J: Dinasti Song adalah masa jayanya Tiongkok. Waktu itu masa awal pertumbuhan kapitalisme, semua sumber daya pembangunan berkembang pesat. Bukan saja produksi, teknologi, kebudayaan, kesenian seluruhnya tertinggi di dunia. Rusia, Amerika belum berkembang, Inggris, Prancis, Jerman mau bandingkan dengan dinasti Song masih jauh ketinggalan. Setiap zaman ada baik buruknya. Harus bisa introspeksi secara keseluruhan. System kepegawaian, system ujian semuanya maju, rakyat tentram. Tetapi negaranya lemah, jadi sering diserang orang.


T: Menurut penilaian anda, apakah Kangxi Huandi (Kaisar Kang Shi) bisa dianggap Kaisar Nomor Satu Tiongkok? Lalu pandangan anda terhadap Gongzi (Khong Hu Cu)?

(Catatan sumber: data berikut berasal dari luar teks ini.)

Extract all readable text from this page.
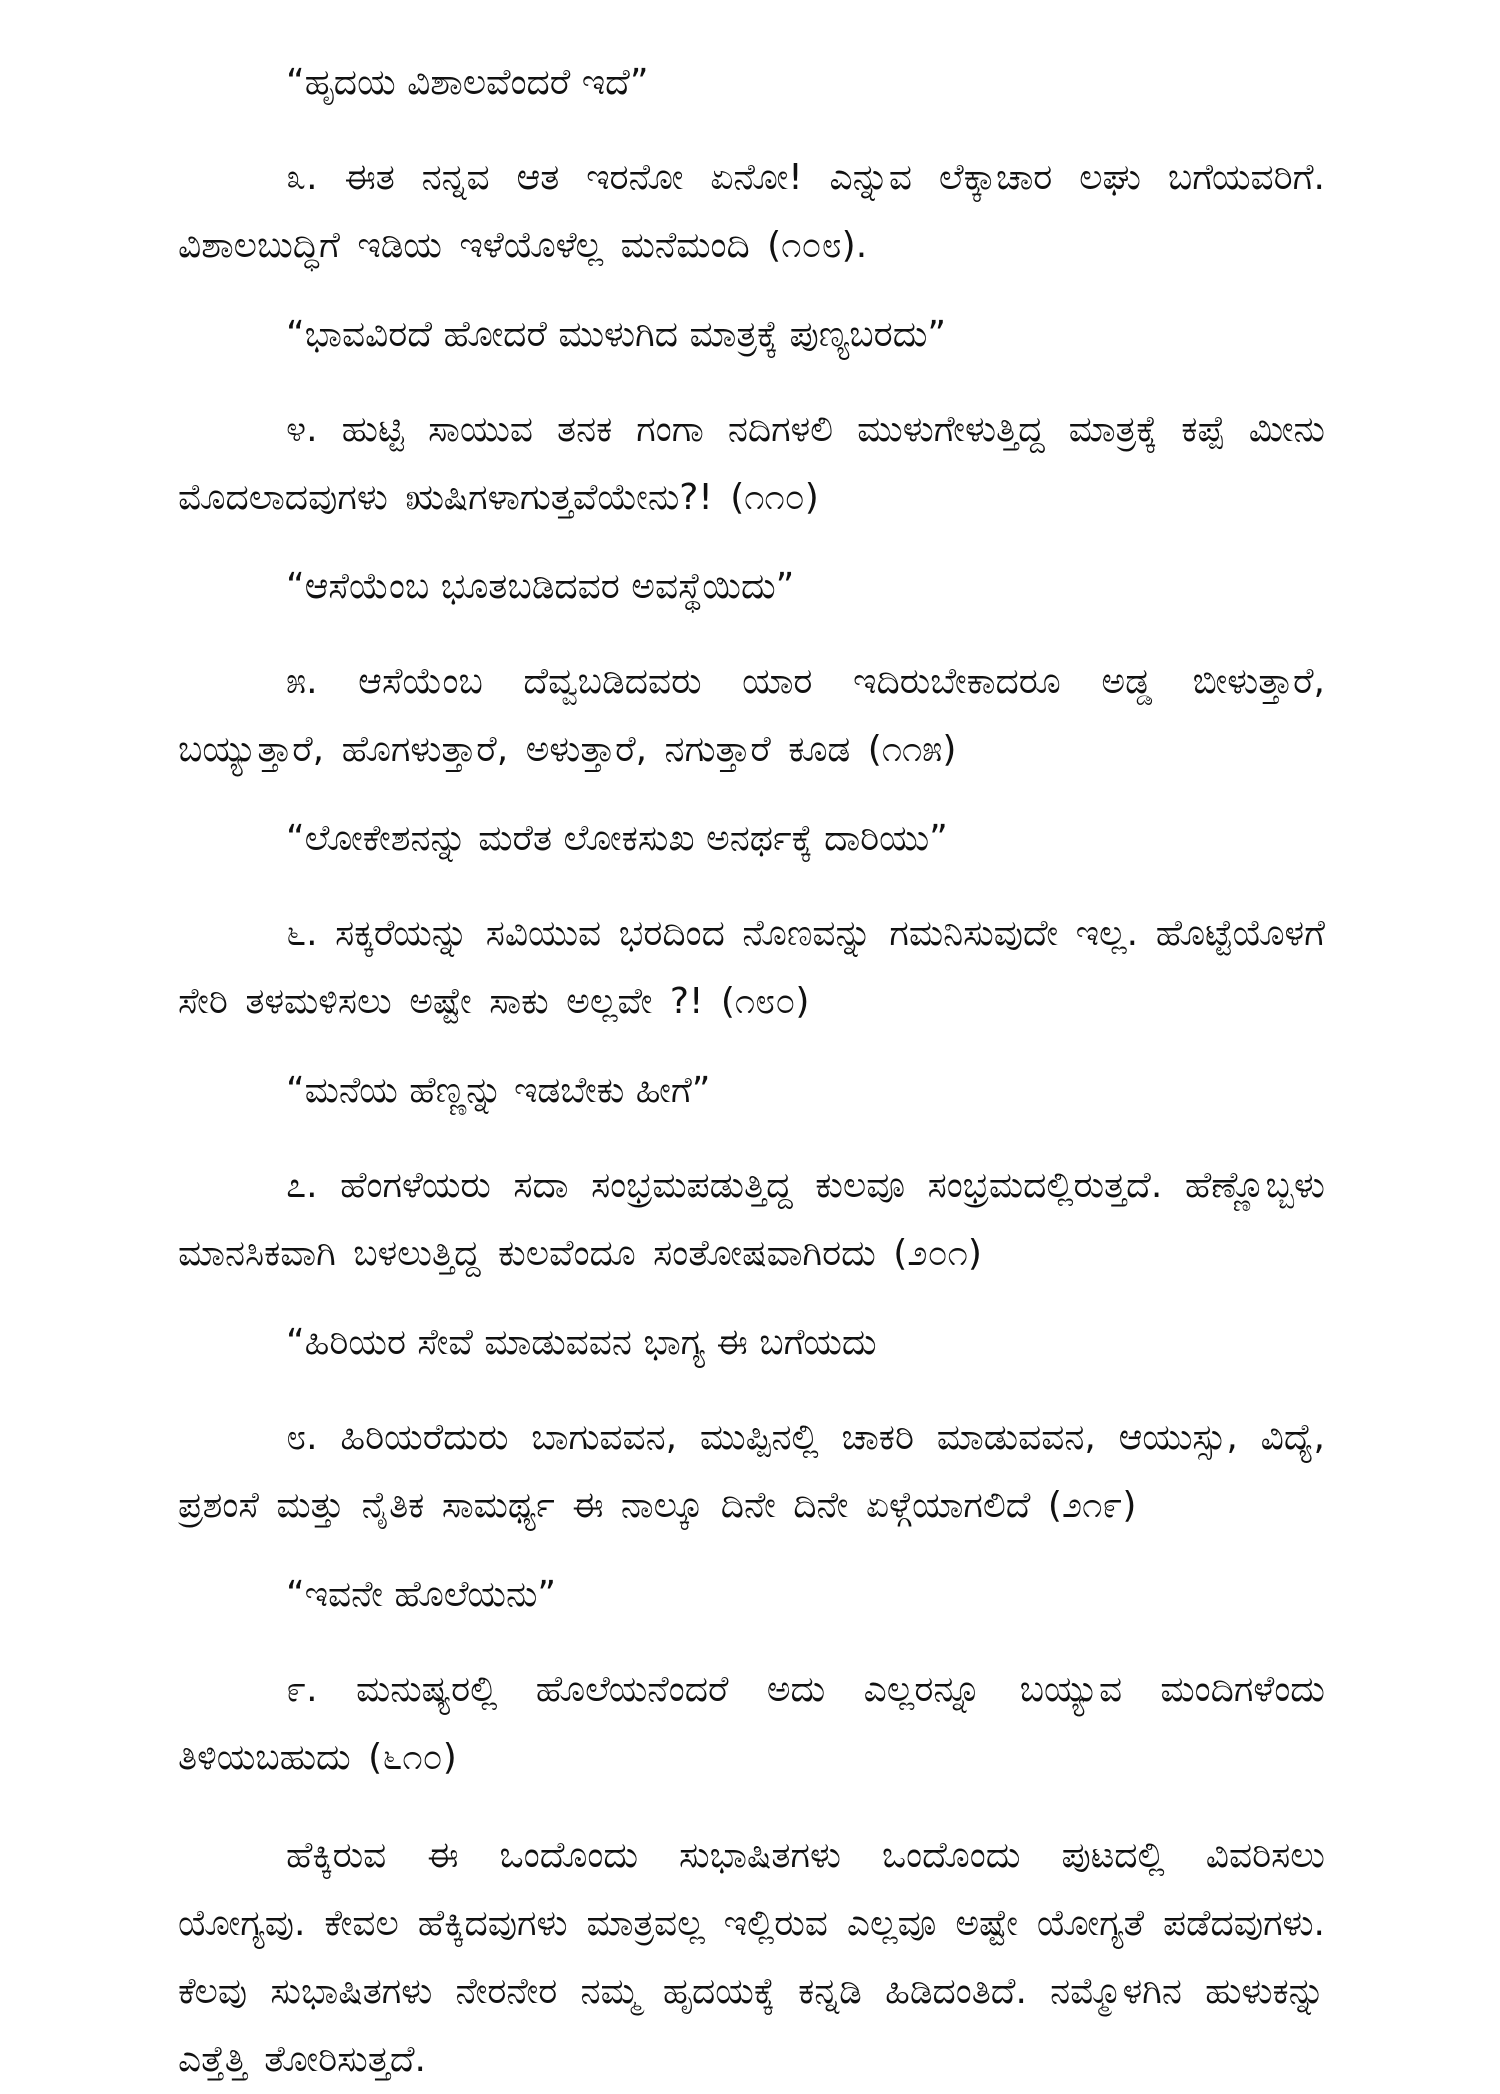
“ಹೃದಯ ವಿಶಾಲವೆಂದರೆ ಇದೆ”

೩. ಈತ ನನ್ನವ ಆತ ಇರನೋ ಏನೋ! ಎನ್ನುವ ಲೆಕ್ಕಾಚಾರ ಲಘು ಬಗೆಯವರಿಗೆ. ವಿಶಾಲಬುದ್ಧಿಗೆ ಇಡಿಯ ಇಳೆಯೊಳೆಲ್ಲ ಮನೆಮಂದಿ (೧೦೮).

“ಭಾವವಿರದೆ ಹೋದರೆ ಮುಳುಗಿದ ಮಾತ್ರಕ್ಕೆ ಪುಣ್ಯಬರದು”

೪. ಹುಟ್ಟಿ ಸಾಯುವ ತನಕ ಗಂಗಾ ನದಿಗಳಲಿ ಮುಳುಗೇಳುತ್ತಿದ್ದ ಮಾತ್ರಕ್ಕೆ ಕಪ್ಪೆ ಮೀನು ಮೊದಲಾದವುಗಳು ಋಷಿಗಳಾಗುತ್ತವೆಯೇನು?! (೧೧೦)

“ಆಸೆಯೆಂಬ ಭೂತಬಡಿದವರ ಅವಸ್ಥೆಯಿದು”

೫. ಆಸೆಯೆಂಬ ದೆವ್ವಬಡಿದವರು ಯಾರ ಇದಿರುಬೇಕಾದರೂ ಅಡ್ಡ ಬೀಳುತ್ತಾರೆ, ಬಯ್ಯುತ್ತಾರೆ, ಹೊಗಳುತ್ತಾರೆ, ಅಳುತ್ತಾರೆ, ನಗುತ್ತಾರೆ ಕೂಡ (೧೧೫)

“ಲೋಕೇಶನನ್ನು ಮರೆತ ಲೋಕಸುಖ ಅನರ್ಥಕ್ಕೆ ದಾರಿಯು”

೬. ಸಕ್ಕರೆಯನ್ನು ಸವಿಯುವ ಭರದಿಂದ ನೊಣವನ್ನು ಗಮನಿಸುವುದೇ ಇಲ್ಲ. ಹೊಟ್ಟೆಯೊಳಗೆ ಸೇರಿ ತಳಮಳಿಸಲು ಅಷ್ಟೇ ಸಾಕು ಅಲ್ಲವೇ ?! (೧೮೦)

“ಮನೆಯ ಹೆಣ್ಣನ್ನು ಇಡಬೇಕು ಹೀಗೆ”

೭. ಹೆಂಗಳೆಯರು ಸದಾ ಸಂಭ್ರಮಪಡುತ್ತಿದ್ದ ಕುಲವೂ ಸಂಭ್ರಮದಲ್ಲಿರುತ್ತದೆ. ಹೆಣ್ಣೊಬ್ಬಳು ಮಾನಸಿಕವಾಗಿ ಬಳಲುತ್ತಿದ್ದ ಕುಲವೆಂದೂ ಸಂತೋಷವಾಗಿರದು (೨೦೧)

“ಹಿರಿಯರ ಸೇವೆ ಮಾಡುವವನ ಭಾಗ್ಯ ಈ ಬಗೆಯದು

೮. ಹಿರಿಯರೆದುರು ಬಾಗುವವನ, ಮುಪ್ಪಿನಲ್ಲಿ ಚಾಕರಿ ಮಾಡುವವನ, ಆಯುಸ್ಸು, ವಿದ್ಯೆ, ಪ್ರಶಂಸೆ ಮತ್ತು ನೈತಿಕ ಸಾಮರ್ಥ್ಯ ಈ ನಾಲ್ಕೂ ದಿನೇ ದಿನೇ ಏಳ್ಗೆಯಾಗಲಿದೆ (೨೧೯)

“ಇವನೇ ಹೊಲೆಯನು”

೯. ಮನುಷ್ಯರಲ್ಲಿ ಹೊಲೆಯನೆಂದರೆ ಅದು ಎಲ್ಲರನ್ನೂ ಬಯ್ಯುವ ಮಂದಿಗಳೆಂದು ತಿಳಿಯಬಹುದು (೬೧೦)

ಹೆಕ್ಕಿರುವ ಈ ಒಂದೊಂದು ಸುಭಾಷಿತಗಳು ಒಂದೊಂದು ಪುಟದಲ್ಲಿ ವಿವರಿಸಲು ಯೋಗ್ಯವು. ಕೇವಲ ಹೆಕ್ಕಿದವುಗಳು ಮಾತ್ರವಲ್ಲ ಇಲ್ಲಿರುವ ಎಲ್ಲವೂ ಅಷ್ಟೇ ಯೋಗ್ಯತೆ ಪಡೆದವುಗಳು. ಕೆಲವು ಸುಭಾಷಿತಗಳು ನೇರನೇರ ನಮ್ಮ ಹೃದಯಕ್ಕೆ ಕನ್ನಡಿ ಹಿಡಿದಂತಿದೆ. ನಮ್ಮೊಳಗಿನ ಹುಳುಕನ್ನು ಎತ್ತೆತ್ತಿ ತೋರಿಸುತ್ತದೆ.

J: Di antara kaisar Tiongkok, penilaian saya buat Kangxi tinggi sekali. Dia bukan saja pikirannya cemerlang, juga rajin belajar, sampai dia belajar juga pengetahuan luar negeri. Selain itu saya juga sangat menikmati Han Wendi (Kaisar Han Bun Ti). Kesopanannya luar biasa. Sebelum meniggal, dia menulis surat wasiat bilang selama hidupnya dia banyak berbuat salah dan merasa berdosa, terus meminta maaf pada rakyat seluruh negeri. Sikap ini susah didapat. Kalau ada bencana alam seperti gempa bumi atau banjir, dia lalu menulis artikel dan mengumumkan ke seluruh negeri, bilang karena dia tidak becus kerja, maka dia mendapat kutukan Tuhan. Dirinya merasa bersalah, dan melakukan kritik pada diri sendiri. Dahulu kala Kaisar itu adalah orang suci. Tak pernah ada waktu untuk membuat kesalahan. Yang salah itu orang lain. Selain itu Han Guangwu Di (Han Kuang Wu Ti - 汉光武帝) dan dinasti Han juga sangat baik, sangat bijak dan lapang dalam memperlakukan kawulanya.     

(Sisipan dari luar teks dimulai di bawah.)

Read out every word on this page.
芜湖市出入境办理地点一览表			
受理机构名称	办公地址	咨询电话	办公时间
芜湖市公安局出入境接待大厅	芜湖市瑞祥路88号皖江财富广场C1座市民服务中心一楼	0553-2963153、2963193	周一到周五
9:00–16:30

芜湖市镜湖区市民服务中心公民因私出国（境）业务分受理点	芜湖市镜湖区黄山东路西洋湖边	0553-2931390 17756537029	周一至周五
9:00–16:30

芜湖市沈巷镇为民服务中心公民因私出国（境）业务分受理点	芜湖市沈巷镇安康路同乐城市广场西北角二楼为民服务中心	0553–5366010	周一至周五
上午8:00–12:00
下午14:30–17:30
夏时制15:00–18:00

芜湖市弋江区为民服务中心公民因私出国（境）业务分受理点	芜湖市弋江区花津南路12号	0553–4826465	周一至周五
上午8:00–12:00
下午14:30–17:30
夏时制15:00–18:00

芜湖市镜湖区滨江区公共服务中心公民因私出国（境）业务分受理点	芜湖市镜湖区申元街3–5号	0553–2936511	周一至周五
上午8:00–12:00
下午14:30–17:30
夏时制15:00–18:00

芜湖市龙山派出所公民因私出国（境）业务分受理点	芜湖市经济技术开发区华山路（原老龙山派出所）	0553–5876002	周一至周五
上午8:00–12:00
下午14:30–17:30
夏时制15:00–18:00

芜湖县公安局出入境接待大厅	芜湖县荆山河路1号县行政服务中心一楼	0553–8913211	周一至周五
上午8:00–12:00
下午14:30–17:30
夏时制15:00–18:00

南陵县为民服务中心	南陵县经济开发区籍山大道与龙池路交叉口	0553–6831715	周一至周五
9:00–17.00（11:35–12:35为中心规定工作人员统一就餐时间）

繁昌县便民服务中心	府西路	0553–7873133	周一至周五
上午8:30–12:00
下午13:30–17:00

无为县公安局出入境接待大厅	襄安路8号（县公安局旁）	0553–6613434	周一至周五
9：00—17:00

Gong Zi (Kong Hu Cu) adalah Wanshi Shibiao (万世师表, julukan kehormatan buat Gongzi). Ajarannya tiada dua. Dalam jiwa setiap orang Tionghoa ada peninggalan ajaran Gong Zi, terutama ajarannya mengenai “Keji Fuli” (克己复礼). Keji berarti bisa mengatasi niat yang berlebihan dari diri sendiri, sedangkan ruang lingkup li atau tatakrama sangat luas, meliputi sistem penguasaan, budaya, hukum dll.  

Filosof Prancis Rousseau pernah menulis sebuah buku berjudul “Kebebasan dan struktur[6]”. Di abad ke 18 dan 19, persoalan paling sulit adalah upaya individu untuk mengembangkan individualisme, meraih kebebasan. Tetapi di belakangnya ada yang namanya negara. Kalau terlalu memperjuangkan kebebasan individu, struktur negara jadi tidak berdaya. Akibatnya negara bisa menjadi kacau. “Keji Fuli”-nya Gongzi adalah pengekangan diri sendiri dalam  kebebasan individu,  pembentukan sistem dan tatanan negara, menyelesaikan pertentangan, akhirnya mencapai ketentraman. Lebih dari dua ribu tahun yang lalu Gongzi sudah mempunyai pandangan bahwa setiap masalah berawal dari “ren” alias kebajikan, betul-betul tokoh luar biasa.


T: Mana perbedaan terbesar antara novel sejarah dan cersil? Adakah bagian dari karya penulis novel sejarah terkenal, tuan Gao Yang (Kao Yang) yang bisa kita pakai untuk berefleksi? Kalau anda menulis “hong ting shang ren” atau pedagang bertopi merah[7], bagaiman anda akan menginterpretasi?

J: Saya sangat senang dengan novel tuan Gao Yang. Novel sejarah ada suatu lingkup dasar, yang dikekang oleh peristiwa sejarah. Kendalanya agak banyak, ruangan untuk imajinasi agak kurang. Misalnya “Luding Ji” agak menyerupai novel sejarah. Tetapi novel sejarah benaran bisa saja mengizinkan Wei Xiaobao untuk menikahi tujuh istri, tetapi tidak bisa menciptakan pertempuran antara Wei Xiaobao dan Rusia.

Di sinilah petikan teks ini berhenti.